Some shows walk the line between warning and spoiling. CBS’ “Ghosts” posted on Facebook ahead of an episode featuring a suicide: “Tonight’s episode deals with sensitive subject matter. … We won’t go into detail as not to spoil the episode, but we will share support resources.” “Dimension 20,” a role-playing game show on Dropout, issues a general content warning ahead of some episodes, urging viewers to read the description for triggers.

Even when shows omit warnings, the internet comes to the rescue. Reddit users advise each other in forums dedicated to their favorite binge-watches. And DoesTheDogDie, a user-supported website, contains every trigger imaginable, from depictions of body dysmorphia to the use of needles. (It also has hundreds of other, weirder data points for more than 23,000 movies and TV shows, like whether someone spits, farts or destroys a priceless artifact.)

“I spoil movies and I’m proud of it,” proclaims the site’s founder, John Whipple, on its homepage.

But in reality, Whipple is only spoiling for those who want to be spoiled. “DoesTheDogDie.com takes away the fear of the unknown,” he writes in an . “I hope the site is useful to people that have been through things.”
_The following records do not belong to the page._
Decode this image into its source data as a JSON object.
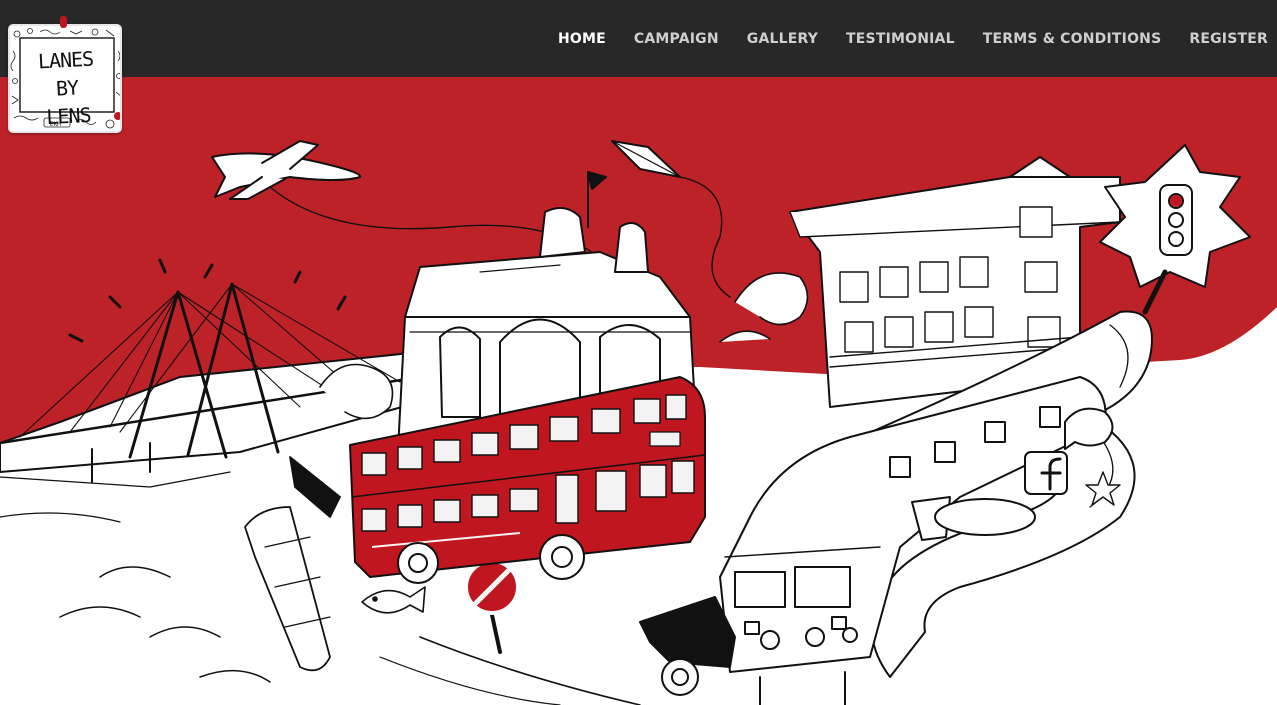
{
  "brand": {
    "logo_lines": [
      "LANES BY",
      "LENS"
    ],
    "logo_tag": "EKM"
  },
  "nav": {
    "items": [
      {
        "label": "HOME",
        "active": true
      },
      {
        "label": "CAMPAIGN",
        "active": false
      },
      {
        "label": "GALLERY",
        "active": false
      },
      {
        "label": "TESTIMONIAL",
        "active": false
      },
      {
        "label": "TERMS & CONDITIONS",
        "active": false
      },
      {
        "label": "REGISTER",
        "active": false
      }
    ]
  },
  "colors": {
    "topbar": "#282828",
    "hero_red": "#be2229",
    "bus_red": "#c0161f",
    "ink": "#111111",
    "nav_active": "#ffffff",
    "nav_inactive": "#cfcfcf"
  },
  "illustration": {
    "icons": [
      "airplane-icon",
      "kite-icon",
      "traffic-signal-icon",
      "facebook-icon",
      "star-icon",
      "no-entry-sign-icon",
      "fish-icon"
    ]
  }
}
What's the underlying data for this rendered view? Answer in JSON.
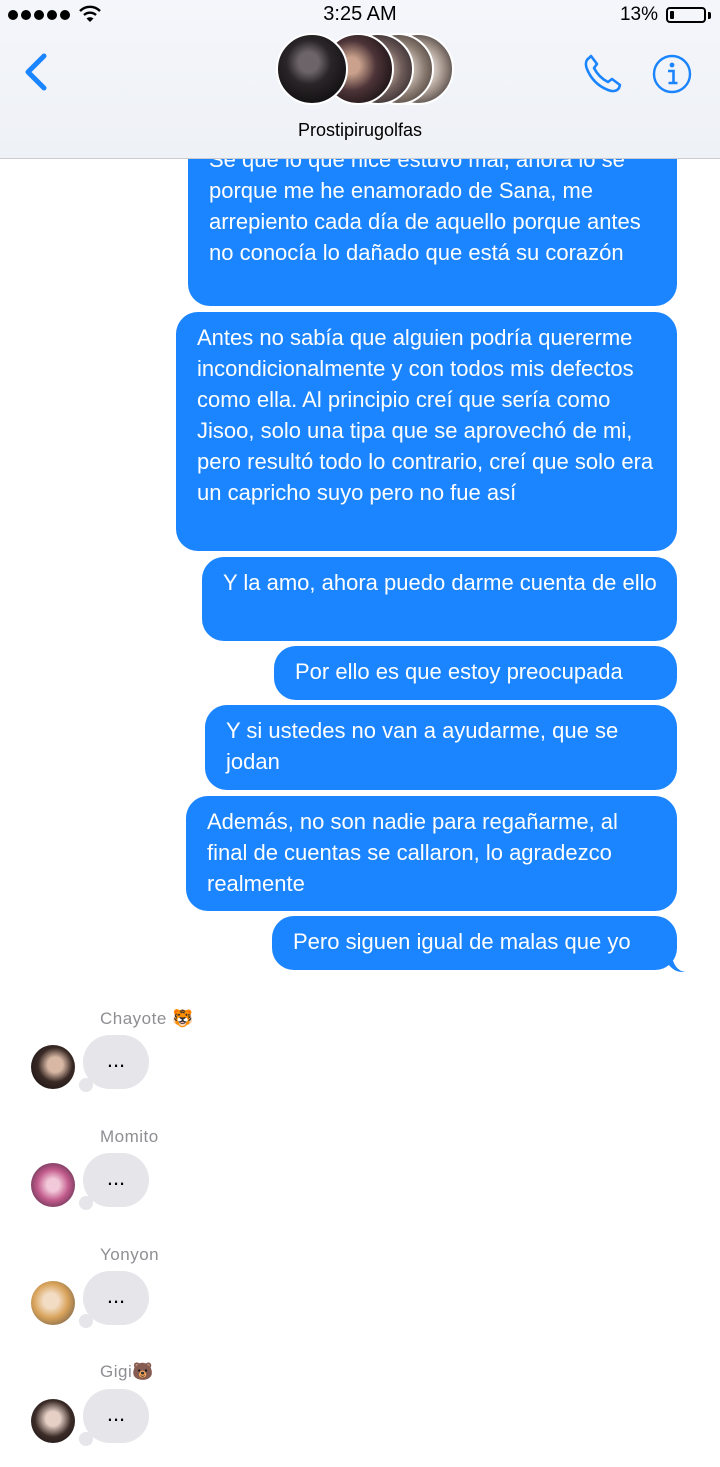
{
  "status_bar": {
    "time": "3:25 AM",
    "battery_percent": "13%",
    "battery_level": 0.13,
    "signal_bars": 5
  },
  "header": {
    "group_name": "Prostipirugolfas",
    "back_icon": "chevron-left-icon",
    "call_icon": "phone-icon",
    "info_icon": "info-icon",
    "accent_color": "#1b84ff"
  },
  "messages": [
    {
      "text": "Sé que lo que hice estuvo mal, ahora lo sé porque me he enamorado de Sana, me arrepiento cada día de aquello porque antes no conocía lo dañado que está su corazón"
    },
    {
      "text": "Antes no sabía que alguien podría quererme incondicionalmente y con todos mis defectos como ella. Al principio creí que sería como Jisoo, solo una tipa que se aprovechó de mi, pero resultó todo lo contrario, creí que solo era un capricho suyo pero no fue así"
    },
    {
      "text": "Y la amo, ahora puedo darme cuenta de ello"
    },
    {
      "text": "Por ello es que estoy preocupada"
    },
    {
      "text": "Y si ustedes no van a ayudarme, que se jodan"
    },
    {
      "text": "Además, no son nadie para regañarme, al final de cuentas se callaron, lo agradezco realmente"
    },
    {
      "text": "Pero siguen igual de malas que yo"
    }
  ],
  "typing": [
    {
      "name": "Chayote 🐯",
      "indicator": "..."
    },
    {
      "name": "Momito",
      "indicator": "..."
    },
    {
      "name": "Yonyon",
      "indicator": "..."
    },
    {
      "name": "Gigi🐻",
      "indicator": "..."
    }
  ]
}
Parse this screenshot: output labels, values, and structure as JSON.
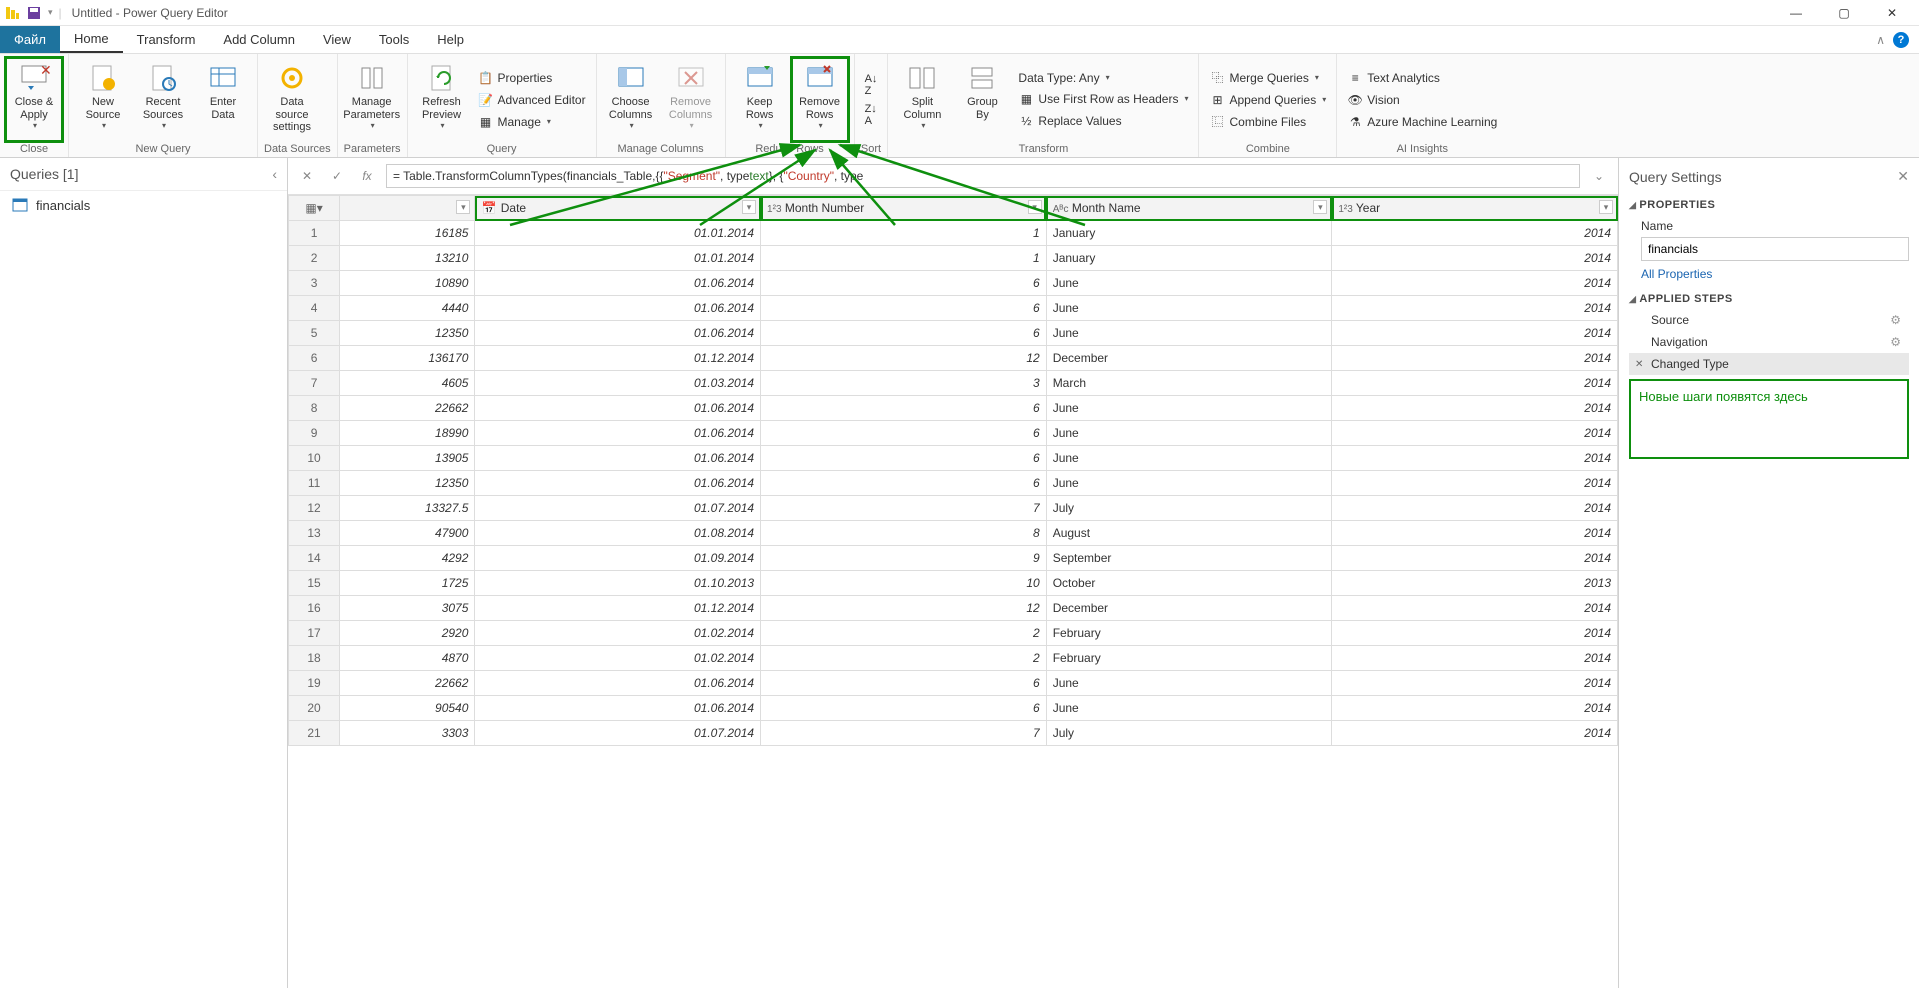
{
  "titlebar": {
    "title": "Untitled - Power Query Editor"
  },
  "menu": {
    "file": "Файл",
    "tabs": [
      "Home",
      "Transform",
      "Add Column",
      "View",
      "Tools",
      "Help"
    ]
  },
  "ribbon": {
    "close": {
      "close_apply": "Close &\nApply",
      "group": "Close"
    },
    "newquery": {
      "new_source": "New\nSource",
      "recent_sources": "Recent\nSources",
      "enter_data": "Enter\nData",
      "group": "New Query"
    },
    "datasources": {
      "btn": "Data source\nsettings",
      "group": "Data Sources"
    },
    "params": {
      "btn": "Manage\nParameters",
      "group": "Parameters"
    },
    "query": {
      "refresh": "Refresh\nPreview",
      "properties": "Properties",
      "advanced": "Advanced Editor",
      "manage": "Manage",
      "group": "Query"
    },
    "managecols": {
      "choose": "Choose\nColumns",
      "remove": "Remove\nColumns",
      "group": "Manage Columns"
    },
    "reducerows": {
      "keep": "Keep\nRows",
      "remove": "Remove\nRows",
      "group": "Reduce Rows"
    },
    "sort": {
      "group": "Sort"
    },
    "transform": {
      "split": "Split\nColumn",
      "group_by": "Group\nBy",
      "datatype": "Data Type: Any",
      "firstrow": "Use First Row as Headers",
      "replace": "Replace Values",
      "group": "Transform"
    },
    "combine": {
      "merge": "Merge Queries",
      "append": "Append Queries",
      "combine_files": "Combine Files",
      "group": "Combine"
    },
    "ai": {
      "text": "Text Analytics",
      "vision": "Vision",
      "aml": "Azure Machine Learning",
      "group": "AI Insights"
    }
  },
  "queries": {
    "header": "Queries [1]",
    "items": [
      "financials"
    ]
  },
  "formula": {
    "prefix": "= Table.TransformColumnTypes(financials_Table,{{",
    "seg": "\"Segment\"",
    "t1": ", type ",
    "text": "text",
    "mid": "}, {",
    "ctry": "\"Country\"",
    "t2": ", type"
  },
  "columns": [
    {
      "icon": "cal",
      "name": "Date"
    },
    {
      "icon": "123",
      "name": "Month Number"
    },
    {
      "icon": "abc",
      "name": "Month Name"
    },
    {
      "icon": "123",
      "name": "Year"
    }
  ],
  "rows": [
    [
      "16185",
      "01.01.2014",
      "1",
      "January",
      "2014"
    ],
    [
      "13210",
      "01.01.2014",
      "1",
      "January",
      "2014"
    ],
    [
      "10890",
      "01.06.2014",
      "6",
      "June",
      "2014"
    ],
    [
      "4440",
      "01.06.2014",
      "6",
      "June",
      "2014"
    ],
    [
      "12350",
      "01.06.2014",
      "6",
      "June",
      "2014"
    ],
    [
      "136170",
      "01.12.2014",
      "12",
      "December",
      "2014"
    ],
    [
      "4605",
      "01.03.2014",
      "3",
      "March",
      "2014"
    ],
    [
      "22662",
      "01.06.2014",
      "6",
      "June",
      "2014"
    ],
    [
      "18990",
      "01.06.2014",
      "6",
      "June",
      "2014"
    ],
    [
      "13905",
      "01.06.2014",
      "6",
      "June",
      "2014"
    ],
    [
      "12350",
      "01.06.2014",
      "6",
      "June",
      "2014"
    ],
    [
      "13327.5",
      "01.07.2014",
      "7",
      "July",
      "2014"
    ],
    [
      "47900",
      "01.08.2014",
      "8",
      "August",
      "2014"
    ],
    [
      "4292",
      "01.09.2014",
      "9",
      "September",
      "2014"
    ],
    [
      "1725",
      "01.10.2013",
      "10",
      "October",
      "2013"
    ],
    [
      "3075",
      "01.12.2014",
      "12",
      "December",
      "2014"
    ],
    [
      "2920",
      "01.02.2014",
      "2",
      "February",
      "2014"
    ],
    [
      "4870",
      "01.02.2014",
      "2",
      "February",
      "2014"
    ],
    [
      "22662",
      "01.06.2014",
      "6",
      "June",
      "2014"
    ],
    [
      "90540",
      "01.06.2014",
      "6",
      "June",
      "2014"
    ],
    [
      "3303",
      "01.07.2014",
      "7",
      "July",
      "2014"
    ]
  ],
  "settings": {
    "header": "Query Settings",
    "prop_hdr": "PROPERTIES",
    "name_lbl": "Name",
    "name_val": "financials",
    "all_props": "All Properties",
    "steps_hdr": "APPLIED STEPS",
    "steps": [
      "Source",
      "Navigation",
      "Changed Type"
    ],
    "note": "Новые шаги появятся здесь"
  }
}
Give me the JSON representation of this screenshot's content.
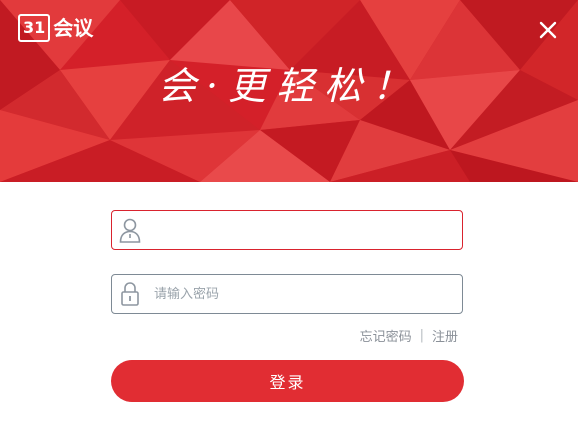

As the industry embraces trigger warnings, these alternate models could be guideposts for how shows can look after audiences while preserving plot twists. Perhaps streamers will integrate an “opt-out” setting, or conceal warnings in episode synopses. Either way, given that the goal is to help viewers enjoy TV without trauma, does worrying about spoilers feel like a trivial pursuit?

If you or anyone you know is having thoughts of suicide, please call the National Suicide Prevention Lifeline at 988 or go to SpeakingOfSuicide.com/resources.